Dla samego wprowadzenia się w
stan relaksacji najlepsza będzie ta najbardziej znana, czyli stare, dobre „Om”.
Jednak jeśli doskwiera Ci jakieś miejsce w ciele, spróbuj skorzystać z mantry
rezonującej jak najbliżej tego punktu.
Na przykład jeśli czujesz się
spięty i rozdrażniony, powtarzaj mantrę „Ram”, jako że stres bardzo często
zbiera się okolicach żołądka. Techniki te jeszcze nikomu nie zaszkodziły, a
wielu rzeczywiście pomogły.
Więc która mantra odpowiada której czakrze?
- Czakra Podstawy – „Lam”
- Czakra Sakralna – „Vam”
- Czakra Splotu słonecznego – „Ram”
- Czakra Serca – „Yam”
- Czakra Gardła – „Ham”
- Czakra Trzeciego Oka oraz Korony – „Om”
Mantrę można intonować na kilka
różnych sposobów, zarówno indywidualnie jak i w grupie osób, najlepiej
dwa razy dziennie, podczas co najmniej 15minutowych sesji.
Najkorzystniejszymi porami dnia jest czas zaraz po porannej kąpieli oraz
wczesny wieczór, przed zapadnięciem zmroku.
Możesz przyjąć pozycję siedzącą
lub chodzić, nie zapomnij jednak o prostych plecach.
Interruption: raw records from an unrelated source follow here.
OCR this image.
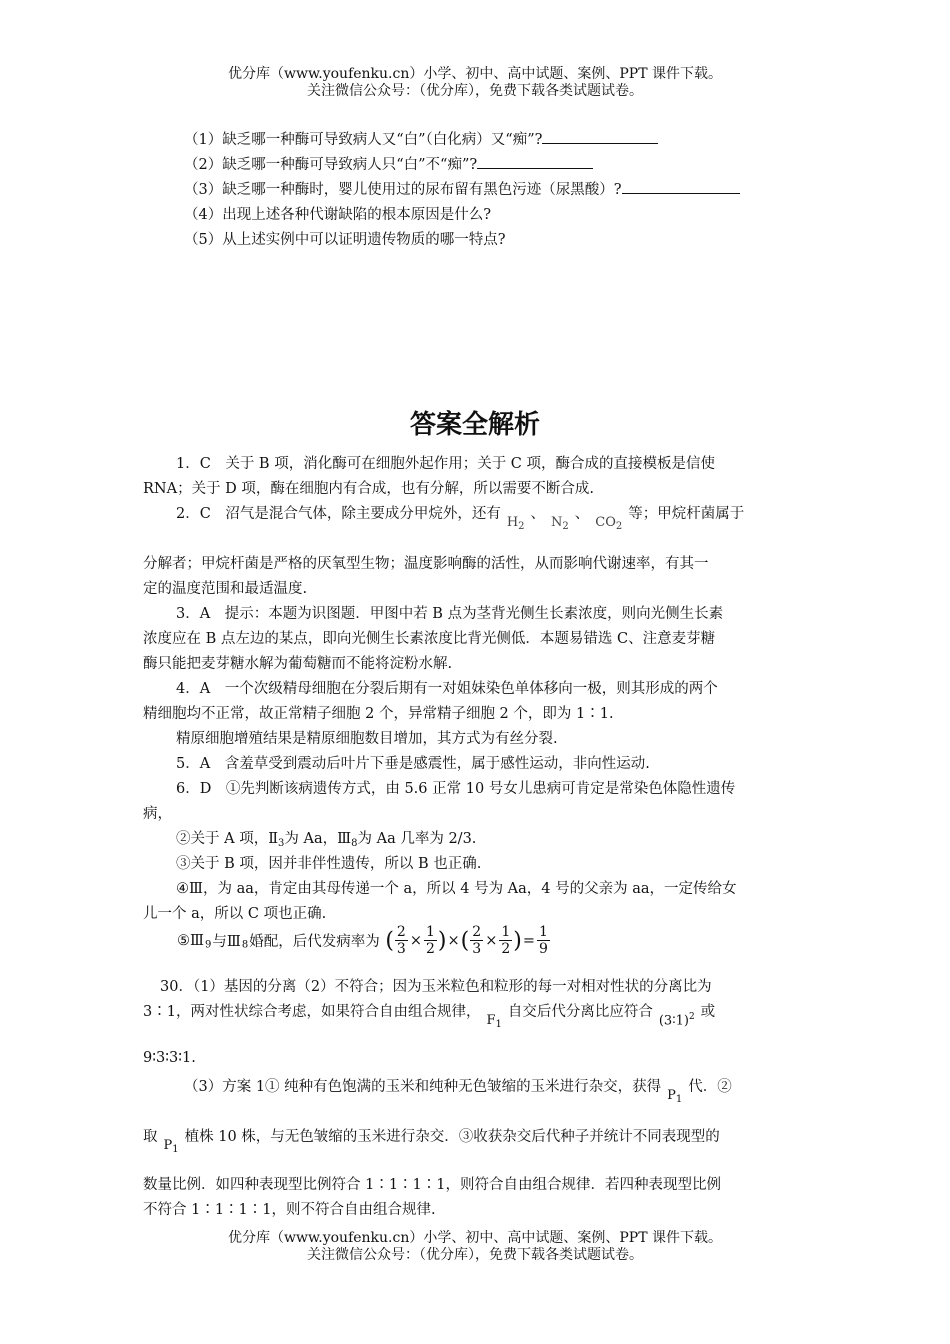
优分库（www.youfenku.cn）小学、初中、高中试题、案例、PPT 课件下载。
关注微信公众号：（优分库），免费下载各类试题试卷。
（1）缺乏哪一种酶可导致病人又“白”（白化病）又“痴”?
（2）缺乏哪一种酶可导致病人只“白”不“痴”?
（3）缺乏哪一种酶时，婴儿使用过的尿布留有黑色污迹（尿黑酸）?
（4）出现上述各种代谢缺陷的根本原因是什么?
（5）从上述实例中可以证明遗传物质的哪一特点?
答案全解析
1．C　关于 B 项，消化酶可在细胞外起作用；关于 C 项，酶合成的直接模板是信使
RNA；关于 D 项，酶在细胞内有合成，也有分解，所以需要不断合成.
2．C　沼气是混合气体，除主要成分甲烷外，还有$H_2$、$N_2$、$CO_2$等；甲烷杆菌属于
分解者；甲烷杆菌是严格的厌氧型生物；温度影响酶的活性，从而影响代谢速率，有其一
定的温度范围和最适温度.
3．A　提示：本题为识图题．甲图中若 B 点为茎背光侧生长素浓度，则向光侧生长素
浓度应在 B 点左边的某点，即向光侧生长素浓度比背光侧低．本题易错选 C、注意麦芽糖
酶只能把麦芽糖水解为葡萄糖而不能将淀粉水解.
4．A　一个次级精母细胞在分裂后期有一对姐妹染色单体移向一极，则其形成的两个
精细胞均不正常，故正常精子细胞 2 个，异常精子细胞 2 个，即为 1∶1.
精原细胞增殖结果是精原细胞数目增加，其方式为有丝分裂.
5．A　含羞草受到震动后叶片下垂是感震性，属于感性运动，非向性运动.
6．D　①先判断该病遗传方式，由 5.6 正常 10 号女儿患病可肯定是常染色体隐性遗传
病，
②关于 A 项，$Ⅱ_3$为 Aa，$Ⅲ_8$为 Aa 几率为 2/3.
③关于 B 项，因并非伴性遗传，所以 B 也正确.
④Ⅲ，为 aa，肯定由其母传递一个 a，所以 4 号为 Aa，4 号的父亲为 aa，一定传给女
儿一个 a，所以 C 项也正确.
$⑤Ⅲ_9$与$Ⅲ_8$婚配，后代发病率为 ( $\frac{2}{3} \times \frac{1}{2}$ )×( $\frac{2}{3} \times \frac{1}{2}$ )= $\frac{1}{9}$
30．（1）基因的分离（2）不符合；因为玉米粒色和粒形的每一对相对性状的分离比为
3∶1，两对性状综合考虑，如果符合自由组合规律，$F_1$自交后代分离比应符合(3∶1)$^2$ 或
9∶3∶3∶1.
（3）方案 1① 纯种有色饱满的玉米和纯种无色皱缩的玉米进行杂交，获得$P_1$代．②
取$P_1$植株 10 株，与无色皱缩的玉米进行杂交．③收获杂交后代种子并统计不同表现型的
数量比例．如四种表现型比例符合 1∶1∶1∶1，则符合自由组合规律．若四种表现型比例
不符合 1∶1∶1∶1，则不符合自由组合规律.
优分库（www.youfenku.cn）小学、初中、高中试题、案例、PPT 课件下载。
关注微信公众号：（优分库），免费下载各类试题试卷。
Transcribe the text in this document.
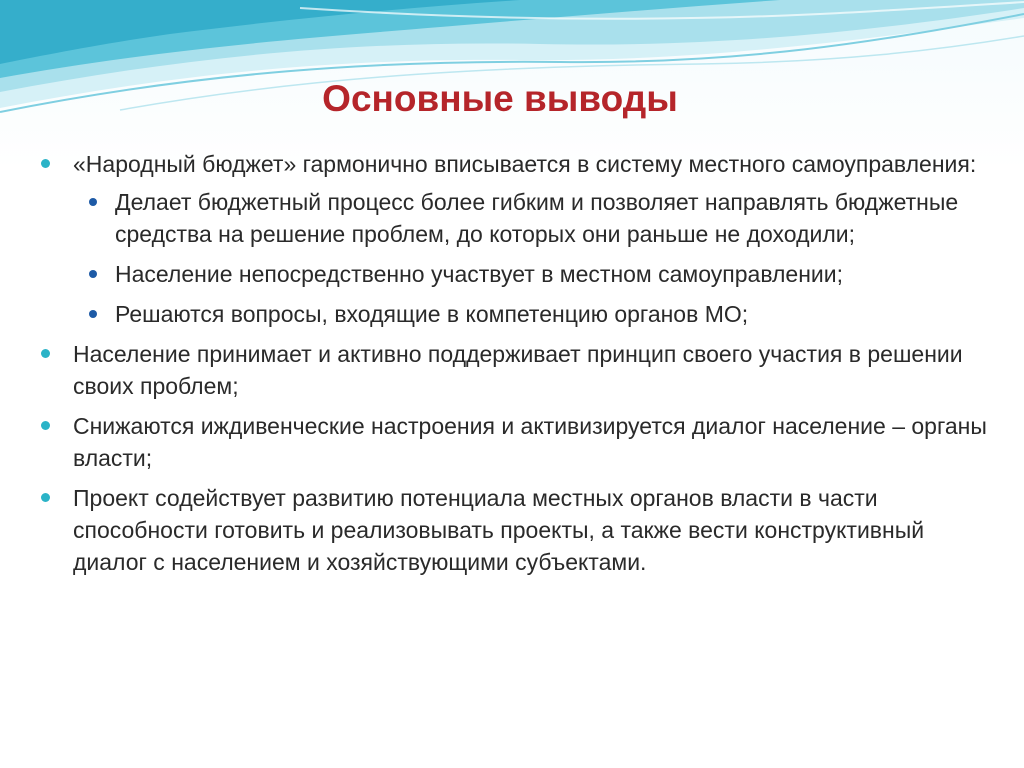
Основные выводы
«Народный бюджет» гармонично вписывается в систему местного самоуправления:
Делает бюджетный процесс более гибким и позволяет направлять бюджетные средства на решение проблем, до которых они раньше не доходили;
Население непосредственно участвует в местном самоуправлении;
Решаются вопросы, входящие в компетенцию органов МО;
Население принимает и активно поддерживает принцип своего участия в решении своих проблем;
Снижаются иждивенческие настроения и активизируется диалог население – органы власти;
Проект содействует развитию потенциала местных органов власти в части способности готовить и реализовывать проекты, а также вести конструктивный диалог с населением и хозяйствующими субъектами.
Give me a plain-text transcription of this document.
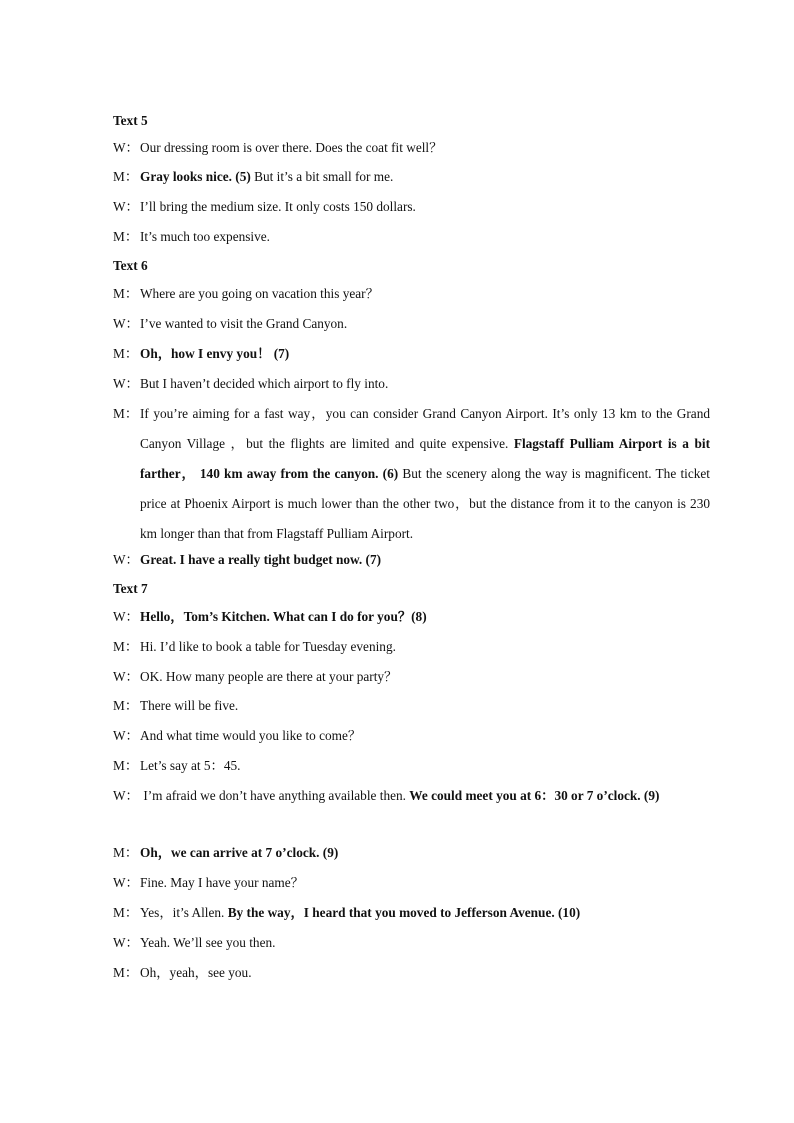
Text 5
W：Our dressing room is over there. Does the coat fit well？
M： Gray looks nice. (5) But it’s a bit small for me.
W：I’ll bring the medium size. It only costs 150 dollars.
M： It’s much too expensive.
Text 6
M： Where are you going on vacation this year？
W：I’ve wanted to visit the Grand Canyon.
M： Oh，how I envy you！ (7)
W：But I haven’t decided which airport to fly into.
M： If you’re aiming for a fast way，you can consider Grand Canyon Airport. It’s only 13 km to the Grand Canyon Village ，but the flights are limited and quite expensive. Flagstaff Pulliam Airport is a bit farther， 140 km away from the canyon. (6) But the scenery along the way is magnificent. The ticket price at Phoenix Airport is much lower than the other two，but the distance from it to the canyon is 230 km longer than that from Flagstaff Pulliam Airport.
W：Great. I have a really tight budget now. (7)
Text 7
W：Hello，Tom’s Kitchen. What can I do for you？(8)
M： Hi. I’d like to book a table for Tuesday evening.
W：OK. How many people are there at your party？
M： There will be five.
W：And what time would you like to come？
M： Let’s say at 5：45.
W： I’m afraid we don’t have anything available then. We could meet you at 6：30 or 7 o’clock. (9)
M： Oh，we can arrive at 7 o’clock. (9)
W：Fine. May I have your name？
M： Yes，it’s Allen. By the way，I heard that you moved to Jefferson Avenue. (10)
W：Yeah. We’ll see you then.
M： Oh，yeah，see you.
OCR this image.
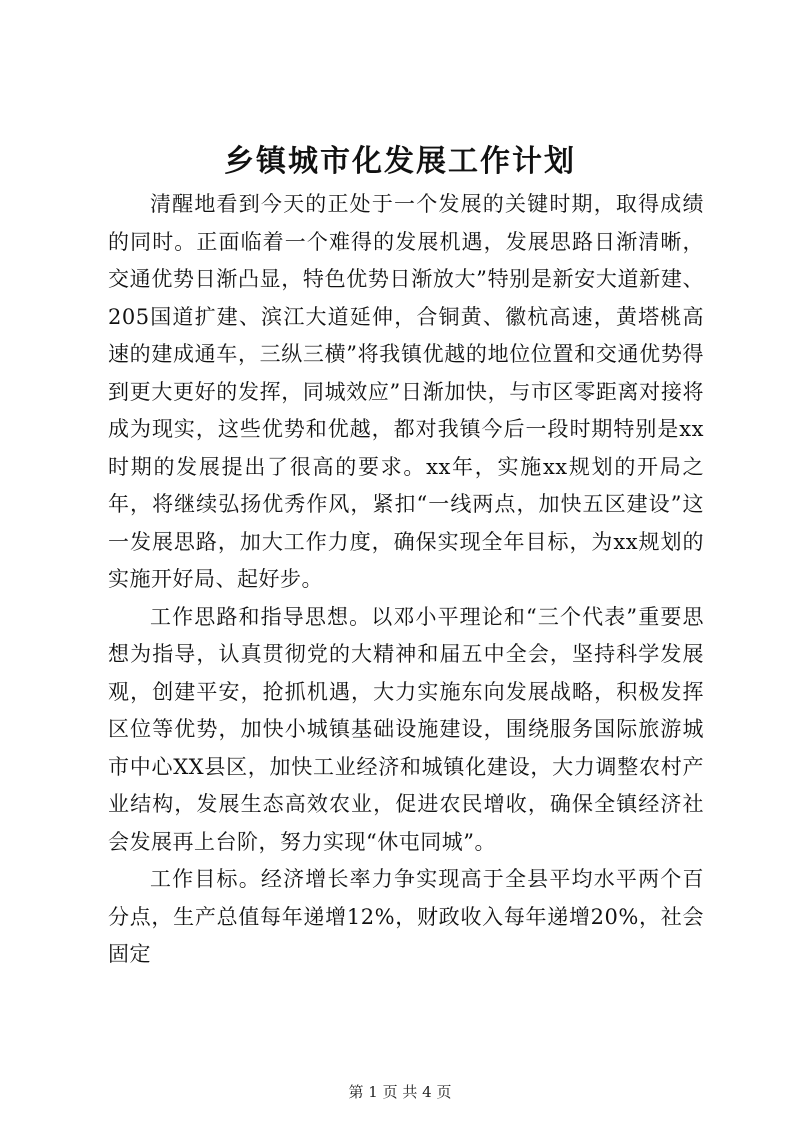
乡镇城市化发展工作计划

清醒地看到今天的正处于一个发展的关键时期，取得成绩的同时。正面临着一个难得的发展机遇，发展思路日渐清晰，交通优势日渐凸显，特色优势日渐放大”特别是新安大道新建、205国道扩建、滨江大道延伸，合铜黄、徽杭高速，黄塔桃高速的建成通车，三纵三横”将我镇优越的地位位置和交通优势得到更大更好的发挥，同城效应”日渐加快，与市区零距离对接将成为现实，这些优势和优越，都对我镇今后一段时期特别是xx时期的发展提出了很高的要求。xx年，实施xx规划的开局之年，将继续弘扬优秀作风，紧扣“一线两点，加快五区建设”这一发展思路，加大工作力度，确保实现全年目标，为xx规划的实施开好局、起好步。

工作思路和指导思想。以邓小平理论和“三个代表”重要思想为指导，认真贯彻党的大精神和届五中全会，坚持科学发展观，创建平安，抢抓机遇，大力实施东向发展战略，积极发挥区位等优势，加快小城镇基础设施建设，围绕服务国际旅游城市中心XX县区，加快工业经济和城镇化建设，大力调整农村产业结构，发展生态高效农业，促进农民增收，确保全镇经济社会发展再上台阶，努力实现“休屯同城”。

工作目标。经济增长率力争实现高于全县平均水平两个百分点，生产总值每年递增12%，财政收入每年递增20%，社会固定

第 1 页 共 4 页
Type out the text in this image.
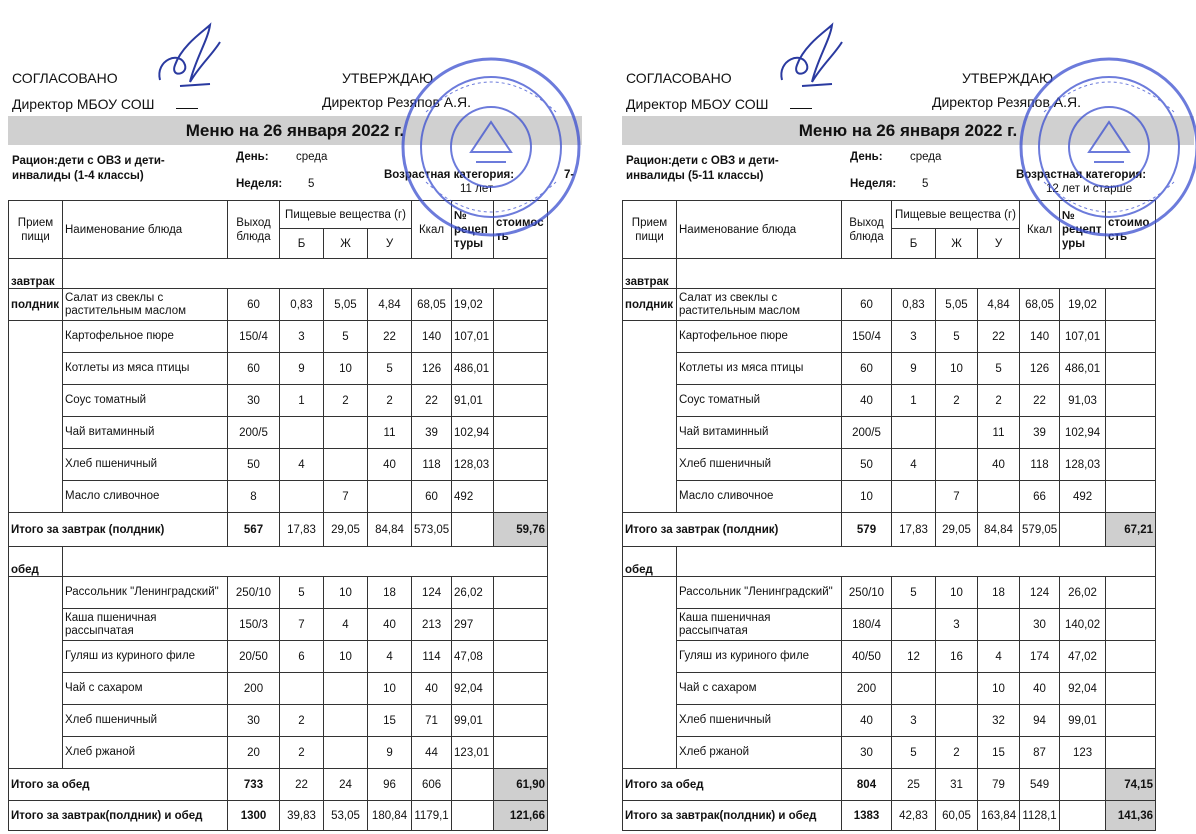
СОГЛАСОВАНО
Директор МБОУ СОШ
УТВЕРЖДАЮ
Директор Резяпов А.Я.
Меню на 26 января 2022 г.
Рацион:дети с ОВЗ и дети-
инвалиды (1-4 классы)
День: среда
Неделя: 5
Возрастная категория:	7-
11 лет
Прием пищи	Наименование блюда	Выход блюда	Пищевые вещества (г)			Ккал	№ рецеп туры	стоимос ть
			Б	Ж	У			
завтрак								
полдник	Салат из свеклы с растительным маслом	60	0,83	5,05	4,84	68,05	19,02	
	Картофельное пюре	150/4	3	5	22	140	107,01	
	Котлеты из мяса птицы	60	9	10	5	126	486,01	
	Соус томатный	30	1	2	2	22	91,01	
	Чай витаминный	200/5			11	39	102,94	
	Хлеб пшеничный	50	4		40	118	128,03	
	Масло сливочное	8		7		60	492	
Итого за завтрак (полдник)		567	17,83	29,05	84,84	573,05		59,76
обед								
	Рассольник "Ленинградский"	250/10	5	10	18	124	26,02	
	Каша пшеничная рассыпчатая	150/3	7	4	40	213	297	
	Гуляш из куриного филе	20/50	6	10	4	114	47,08	
	Чай с сахаром	200			10	40	92,04	
	Хлеб пшеничный	30	2		15	71	99,01	
	Хлеб ржаной	20	2		9	44	123,01	
Итого за обед		733	22	24	96	606		61,90
Итого за завтрак(полдник) и обед		1300	39,83	53,05	180,84	1179,1		121,66
СОГЛАСОВАНО
Директор МБОУ СОШ
УТВЕРЖДАЮ
Директор Резяпов А.Я.
Меню на 26 января 2022 г.
Рацион:дети с ОВЗ и дети-
инвалиды (5-11 классы)
День: среда
Неделя: 5
Возрастная категория:
12 лет и старше
Прием пищи	Наименование блюда	Выход блюда	Пищевые вещества (г)			Ккал	№ рецепт уры	стоимо сть
			Б	Ж	У			
завтрак								
полдник	Салат из свеклы с растительным маслом	60	0,83	5,05	4,84	68,05	19,02	
	Картофельное пюре	150/4	3	5	22	140	107,01	
	Котлеты из мяса птицы	60	9	10	5	126	486,01	
	Соус томатный	40	1	2	2	22	91,03	
	Чай витаминный	200/5			11	39	102,94	
	Хлеб пшеничный	50	4		40	118	128,03	
	Масло сливочное	10		7		66	492	
Итого за завтрак (полдник)		579	17,83	29,05	84,84	579,05		67,21
обед								
	Рассольник "Ленинградский"	250/10	5	10	18	124	26,02	
	Каша пшеничная рассыпчатая	180/4		3		30	140,02	
	Гуляш из куриного филе	40/50	12	16	4	174	47,02	
	Чай с сахаром	200			10	40	92,04	
	Хлеб пшеничный	40	3		32	94	99,01	
	Хлеб ржаной	30	5	2	15	87	123	
Итого за обед		804	25	31	79	549		74,15
Итого за завтрак(полдник) и обед		1383	42,83	60,05	163,84	1128,1		141,36
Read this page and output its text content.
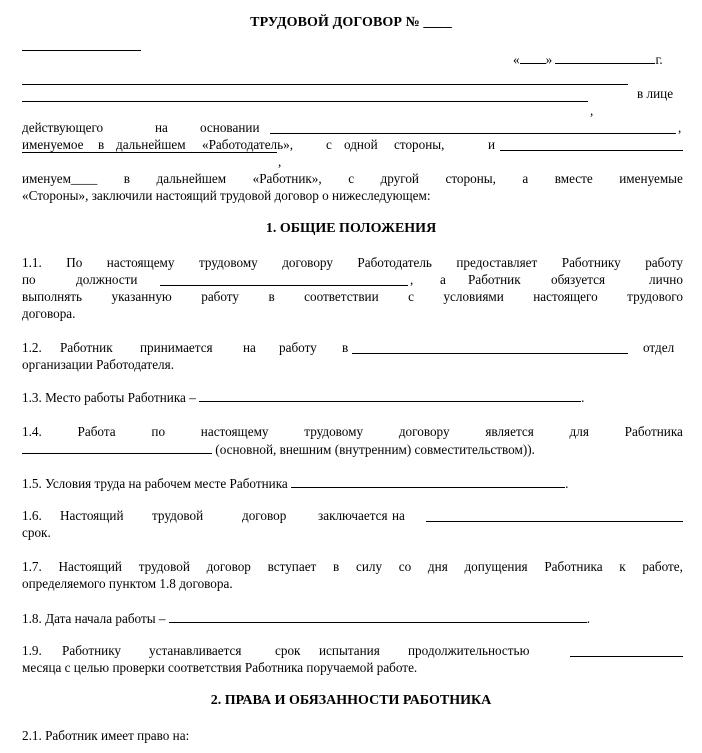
ТРУДОВОЙ ДОГОВОР № ____
« »	г.
в лице
,
действующего	на основании	,
именуемое в дальнейшем «Работодатель», с одной стороны,	и
,
именуем____ в дальнейшем «Работник», с другой стороны, а вместе именуемые
«Стороны», заключили настоящий трудовой договор о нижеследующем:
1. ОБЩИЕ ПОЛОЖЕНИЯ
1.1. По настоящему трудовому договору Работодатель предоставляет Работнику работу
по	должности	, а Работник обязуется	лично
выполнять указанную работу в соответствии с условиями настоящего трудового
договора.
1.2. Работник принимается на работу в	отдел
организации Работодателя.
1.3. Место работы Работника –	.
1.4.	Работа	по	настоящему	трудовому	договору	является	для	Работника
(основной, внешним (внутренним) совместительством)).
1.5. Условия труда на рабочем месте Работника	.
1.6. Настоящий трудовой	договор заключается на
срок.
1.7. Настоящий трудовой договор вступает в силу со дня допущения Работника к работе,
определяемого пунктом 1.8 договора.
1.8. Дата начала работы –	.
1.9. Работнику устанавливается	срок испытания продолжительностью
месяца с целью проверки соответствия Работника поручаемой работе.
2. ПРАВА И ОБЯЗАННОСТИ РАБОТНИКА
2.1. Работник имеет право на:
Na początek weź kilka
głębokich, odprężających oddechów. Teraz możesz rozpocząć mantrowanie- intonuj
wybrane słowo na głos podczas wydechu oraz powtarzaj je po cichu w myślach
podczas wdechu. Długość oddechu zależy od indywidualnych predyspozycji,
a ponieważ nie wszyscy jesteśmy zawodowymi pływakami czy chórzystami, postaraj
się uniknąć hiperwentylacji i trzymaj się granic swojego poczucia komfortu. Na
sam koniec sesji ponownie weź kilka „cichych” oddechów, spleć ręce nad głową
rozciągając mięśnie ramion, szyji i pleców. Uśmiechnij się i otwórz
oczy (aczkolwiek jeśli była to medytacja chodzona, życzliwe doradzami mieć je
otwarte przez cały czas).
Medytując regularnie sam
poczujesz, że sesja staje się przyjemnością samą w sobie, nie mówiąc o wszystkich
jej widocznych efektach. Pamiętaj, aby nie zrażać się początkowymi
niepowodzeniami. Praktyka czyni jogina.